Le décret-loi est un texte législatif et chacun de ses articles en est également un. Son article 4 est-il conforme à l'article 26 de la Constitution? Celui-ci, en disposant en son dernier alinéa que "la loi fixe les mesures d'application", donne-il le blanc-seing au législateur de substituer le régime d'autorisation à celui d'information, énervant ainsi la Constitution et attentant à la liberté de manifestation? La réponse ne peut être que non. Et pour cause. D'abord, le décret-loi est antérieur à la Constitution. Le constituant en instituant le régime d'information a manifestement voulu mettre fin à celui de déclaration et d'autorisation, en maintenant le même but que celui assigné à la déclaration préalable. Aussi, les mesures d'application servent-elles à définir le contenu et les modalités de l'information ainsi que la conséquence en cas de non information. Le manque d'information pourrait amener à faire considérer la manifestation comme un attroupement, non protégé juridiquement. La répréhension ne peut que s'en suivre.
Par ailleurs, si le législateur peut aller au-delà de la Constitution, c'est pour protéger et non pour restreindre, sans mandat, les libertés et les droits fondamentaux. Partant, l'article 4 du décret-loi est contraire à l'article 26 de la Constitution et, donc, il est inconstitutionnel. Aussi, il n'est plus applicable, conformément à l'article 221 de la Constitution.

Tout compte fait, il est à retenir que le régime de déclaration et d'autorisation préalables est désuet. L'organisation des manifestations publiques, en tant qu'exercice de la liberté de manifestation, ne peut être soumise à aucune autorisation; elle n'est subordonnée qu'à l'obligation "d'informer par écrit l'autorité administrative compétente", ainsi que le prescrit l'article 26 alinéa 2 de la Constitution. Ainsi donc, aucune autorité congolaise ne pourrait interdire une manifestation publique. À moins de réviser la Constitution.

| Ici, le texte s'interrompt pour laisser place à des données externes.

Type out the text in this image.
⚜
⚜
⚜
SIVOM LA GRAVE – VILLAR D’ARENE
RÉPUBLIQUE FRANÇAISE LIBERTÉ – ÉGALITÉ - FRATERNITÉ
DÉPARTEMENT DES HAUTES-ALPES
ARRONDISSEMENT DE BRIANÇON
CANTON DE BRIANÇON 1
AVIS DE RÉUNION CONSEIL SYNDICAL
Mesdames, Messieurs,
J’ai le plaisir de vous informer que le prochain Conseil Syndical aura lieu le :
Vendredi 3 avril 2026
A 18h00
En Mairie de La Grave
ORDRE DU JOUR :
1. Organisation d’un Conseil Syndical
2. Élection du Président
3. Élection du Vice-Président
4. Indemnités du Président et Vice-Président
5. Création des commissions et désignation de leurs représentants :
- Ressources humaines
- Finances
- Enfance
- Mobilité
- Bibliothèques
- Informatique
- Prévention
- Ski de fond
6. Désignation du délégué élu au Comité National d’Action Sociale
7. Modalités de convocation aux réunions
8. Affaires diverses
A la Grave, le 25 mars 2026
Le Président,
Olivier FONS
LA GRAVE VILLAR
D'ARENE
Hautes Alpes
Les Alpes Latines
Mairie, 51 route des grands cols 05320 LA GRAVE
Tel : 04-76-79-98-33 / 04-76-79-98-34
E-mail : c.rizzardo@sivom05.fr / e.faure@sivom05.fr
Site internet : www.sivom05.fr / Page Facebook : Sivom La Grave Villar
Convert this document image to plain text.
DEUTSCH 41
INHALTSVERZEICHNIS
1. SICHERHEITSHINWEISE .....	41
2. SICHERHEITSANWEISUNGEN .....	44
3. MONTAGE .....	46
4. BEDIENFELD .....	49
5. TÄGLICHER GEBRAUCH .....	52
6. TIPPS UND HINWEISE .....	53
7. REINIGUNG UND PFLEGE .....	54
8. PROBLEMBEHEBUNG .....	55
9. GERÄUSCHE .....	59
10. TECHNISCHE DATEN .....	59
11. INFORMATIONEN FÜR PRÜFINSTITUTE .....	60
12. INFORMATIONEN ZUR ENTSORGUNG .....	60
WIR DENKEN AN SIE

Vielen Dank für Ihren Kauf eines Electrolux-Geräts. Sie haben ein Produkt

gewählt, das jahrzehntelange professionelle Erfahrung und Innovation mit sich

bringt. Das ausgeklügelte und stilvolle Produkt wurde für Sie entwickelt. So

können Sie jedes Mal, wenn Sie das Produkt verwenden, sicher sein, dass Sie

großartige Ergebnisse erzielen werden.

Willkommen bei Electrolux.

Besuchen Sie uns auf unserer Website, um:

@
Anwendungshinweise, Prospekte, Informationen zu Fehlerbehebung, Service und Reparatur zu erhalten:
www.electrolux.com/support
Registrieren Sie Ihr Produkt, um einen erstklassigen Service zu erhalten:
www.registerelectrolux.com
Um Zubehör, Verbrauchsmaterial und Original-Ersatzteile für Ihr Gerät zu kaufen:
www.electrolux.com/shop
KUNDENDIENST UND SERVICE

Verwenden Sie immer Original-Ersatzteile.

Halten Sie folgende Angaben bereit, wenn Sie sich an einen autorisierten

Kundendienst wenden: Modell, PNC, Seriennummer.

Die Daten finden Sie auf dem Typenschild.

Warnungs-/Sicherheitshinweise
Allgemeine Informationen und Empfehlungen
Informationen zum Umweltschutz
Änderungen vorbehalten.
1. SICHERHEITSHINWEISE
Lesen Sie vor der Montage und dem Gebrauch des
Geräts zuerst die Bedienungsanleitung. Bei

                                                           Prof. Constantin YATALA NSOMWE NTAMBWE
                                                           Dr iur


[1] Marcel-René TERCINET, "La liberté de manifestation  en France", in RDP, 1979, p. 1009.
[2] Bernard STIRN, Les libertés en question, Montchestien, 6ème édition, Paris 2006, p. 37.
[3] STIRN, p. 37.
[4] Xavier BIOY, Droits fondamentaux et libertés publiques, Montchrestien, Lextenso éditions, Paris 2011, p. 695; Henri OBERDORFF, Droits de l'homme et libertés fondamentales, 2eme édition, L. G. D. J., Lextenso éditions, Paris 2010, p. 512.
[5] Au contraire du Code pénal français qui réprime l'attroupement en tant que tel (art. 431-3), l'article 142 du Code pénal en vigueur en RDC réprime l'attroupement lorsqu'il est utilisé pour s'opposer à l'exécution des travaux publics.
[6] Ces autorités sont les suivantes: pour la province, les chefs-lieux de province et la ville de Kinshasa: le gouverneur de province ou celui de la ville de Kinshasa; pour les autres villes: le maire; pour la commune: le bourgmestre; pour le territoire: l'administrateur de territoire; pour la collectivité; pour la cité: le chef de cité.
[7] Gérard CORNU, Vocabulaire juridique, 4° édition mise à jour, Quadrige, Paris 2003, verbis "domaine public".
[8] CORNU, verbis "voies publiques".
[9] Cf. BIOY, p. 690; OBERDORFF, p. 513.
[10] La liberté de manifestation n'est pas garantie, comme telle, dans les instruments internationaux, en l'occurrence le Pacte de l'ONU relatif aux droits civils et politiques (art. 21) et la Charte africaine des droits de l'homme et des peuples (art. 11) qui protègent la liberté de réunion. Néanmoins, le Comité des droits de l'homme des Nations unies l'a rattachée à cette dernière, en protégeant le fait pour des opposants à un chef d'État étranger de déployer des banderoles dénonçant son activité contraire aux droits de l'homme (CDH, 31 mars 1994, communic. n° 412/1990, Mme Auli Kivenmaa c. Finland).